A bomb attack at a British base in Iraq, which injured nine soldiers, was in revenge for the alleged abuse of prisoners by British troops, Islamist insurgents said yesterday.

A group led by the Jordanian-born militant Abu Musab al-Zarqawi declared it had carried out the suicide bombing "in response to the harm inflicted by British occupation forces on our brothers in prison". It vowed to continue the "holy war" against British forces in Iraq.

The attack at Shaibah camp, 20 miles south of Basra, also injured a number of Iraqi civilians. It came within hours of another militant group claiming it had kidnapped and decapitated a Briton and a Swedish colleague, and a day after a British security worker, Andrew Whyte, was killed.

There had been increasing trepidation that photos showing Iraqi prisoners being abused and sexually humiliated, which have emerged from a court martial, will lead to retribution against British troops and other British nationals in Iraq.

The injured soldiers were from the 2nd Battalion, The Princess of Wales' Royal Regiment. One is said to be seriously injured and had been airlifted to a US medical facility in Kuwait.

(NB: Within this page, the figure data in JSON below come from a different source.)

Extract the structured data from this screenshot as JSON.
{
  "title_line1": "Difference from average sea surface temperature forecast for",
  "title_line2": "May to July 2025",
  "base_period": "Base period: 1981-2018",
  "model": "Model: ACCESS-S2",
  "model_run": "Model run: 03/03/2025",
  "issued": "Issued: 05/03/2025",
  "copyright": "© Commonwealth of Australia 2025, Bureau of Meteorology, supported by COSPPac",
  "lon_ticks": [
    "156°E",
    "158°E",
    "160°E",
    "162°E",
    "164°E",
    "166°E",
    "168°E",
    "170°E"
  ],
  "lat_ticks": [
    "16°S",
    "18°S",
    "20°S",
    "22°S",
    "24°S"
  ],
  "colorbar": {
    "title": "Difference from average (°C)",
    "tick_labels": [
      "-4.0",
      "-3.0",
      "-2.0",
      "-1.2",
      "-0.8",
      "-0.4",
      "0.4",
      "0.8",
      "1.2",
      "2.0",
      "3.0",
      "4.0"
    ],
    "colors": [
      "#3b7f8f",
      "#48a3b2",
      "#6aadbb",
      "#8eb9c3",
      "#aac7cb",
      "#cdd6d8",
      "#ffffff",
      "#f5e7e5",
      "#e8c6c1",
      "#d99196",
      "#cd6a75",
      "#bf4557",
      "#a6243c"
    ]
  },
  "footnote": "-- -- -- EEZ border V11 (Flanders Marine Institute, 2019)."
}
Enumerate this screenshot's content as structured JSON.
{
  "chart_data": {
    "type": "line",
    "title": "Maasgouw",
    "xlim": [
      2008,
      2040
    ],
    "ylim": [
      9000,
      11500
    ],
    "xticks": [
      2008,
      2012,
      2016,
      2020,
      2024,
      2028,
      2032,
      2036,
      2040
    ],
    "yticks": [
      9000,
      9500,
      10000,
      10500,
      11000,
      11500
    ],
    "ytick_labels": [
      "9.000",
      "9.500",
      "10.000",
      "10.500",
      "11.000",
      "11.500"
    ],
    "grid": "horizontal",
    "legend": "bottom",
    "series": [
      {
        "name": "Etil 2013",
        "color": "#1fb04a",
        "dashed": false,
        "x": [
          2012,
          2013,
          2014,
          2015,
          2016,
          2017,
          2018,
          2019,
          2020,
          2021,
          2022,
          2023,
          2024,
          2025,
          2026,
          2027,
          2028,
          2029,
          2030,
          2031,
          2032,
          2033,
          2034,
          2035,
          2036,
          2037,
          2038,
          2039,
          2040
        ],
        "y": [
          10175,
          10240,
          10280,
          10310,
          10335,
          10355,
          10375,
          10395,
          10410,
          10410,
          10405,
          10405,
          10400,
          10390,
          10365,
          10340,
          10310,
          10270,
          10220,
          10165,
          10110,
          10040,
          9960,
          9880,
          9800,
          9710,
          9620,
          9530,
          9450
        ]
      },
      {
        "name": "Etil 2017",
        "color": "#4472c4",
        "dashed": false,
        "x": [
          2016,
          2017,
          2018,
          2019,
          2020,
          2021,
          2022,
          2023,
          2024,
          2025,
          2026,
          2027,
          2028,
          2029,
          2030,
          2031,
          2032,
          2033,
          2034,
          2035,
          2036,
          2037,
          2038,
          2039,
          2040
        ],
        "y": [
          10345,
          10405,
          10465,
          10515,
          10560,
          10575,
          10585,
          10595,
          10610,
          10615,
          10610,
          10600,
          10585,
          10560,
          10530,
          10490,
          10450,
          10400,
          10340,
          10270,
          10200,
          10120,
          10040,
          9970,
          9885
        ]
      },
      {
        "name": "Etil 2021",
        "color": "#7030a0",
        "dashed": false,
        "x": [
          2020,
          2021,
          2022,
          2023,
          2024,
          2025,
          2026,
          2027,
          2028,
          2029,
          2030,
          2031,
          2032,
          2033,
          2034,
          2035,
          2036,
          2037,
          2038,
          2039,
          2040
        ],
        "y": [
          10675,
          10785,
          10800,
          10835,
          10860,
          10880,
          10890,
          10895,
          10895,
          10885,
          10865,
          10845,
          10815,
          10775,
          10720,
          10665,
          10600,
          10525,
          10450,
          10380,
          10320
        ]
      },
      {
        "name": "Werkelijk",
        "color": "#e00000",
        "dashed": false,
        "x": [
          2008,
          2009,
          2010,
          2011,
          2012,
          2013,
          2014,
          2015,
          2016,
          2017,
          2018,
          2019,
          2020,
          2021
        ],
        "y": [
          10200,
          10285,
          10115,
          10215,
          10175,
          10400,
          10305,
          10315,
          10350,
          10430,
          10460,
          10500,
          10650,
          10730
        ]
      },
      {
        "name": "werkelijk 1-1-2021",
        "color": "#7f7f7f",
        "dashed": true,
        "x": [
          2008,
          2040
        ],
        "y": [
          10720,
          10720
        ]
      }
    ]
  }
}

Others were being treated at a military hospital in Shaibah.

Suicide bomb attacks have been virtually unheard of in the British-controlled Shia south of Iraq, although they are a common weapon used by Sunni groups such as Zarqawi's.

The blast also raised questions about security in the British-controlled area in the tense run-up to Iraq's national elections at the end of the month. The Shia population is expected to vote in large numbers, but Sunni militants have threatened to unleash waves of bombings and shooting to disrupt the polls.

More than a thousand troops, including a Danish contingent, are based at the sprawling camp which had come under rocket and mortar fire in the past.

The Stop the War Coalition said: "We certainly believe that the photographs will put the lives of British soldiers at greater risk and will lead to an increase in attacks in and around Basra." Rose Gentle, whose 19-year-old son, Gordon, died in a roadside bomb attack in Basra last June, added: "The photographs will make it worse, it is going to make the soldiers even more of a target."

The kidnapping and murder of the Briton, along with a Swedish colleague, was announced on the internet by the militant group Ansar al-Sunnah. It said: "We in Ansar al-Sunnah managed, thanks be to God, to get the heads of the enemy crusader infidels and those co-operating with them. The lions of faith managed to set a trap and kidnap two agents ­ one British and one Swedish ... and we executed God's punishment by killing them."

Mr Whyte, a 54-year-old former soldier from Dundee, was killed while working at a power station south of Baiji.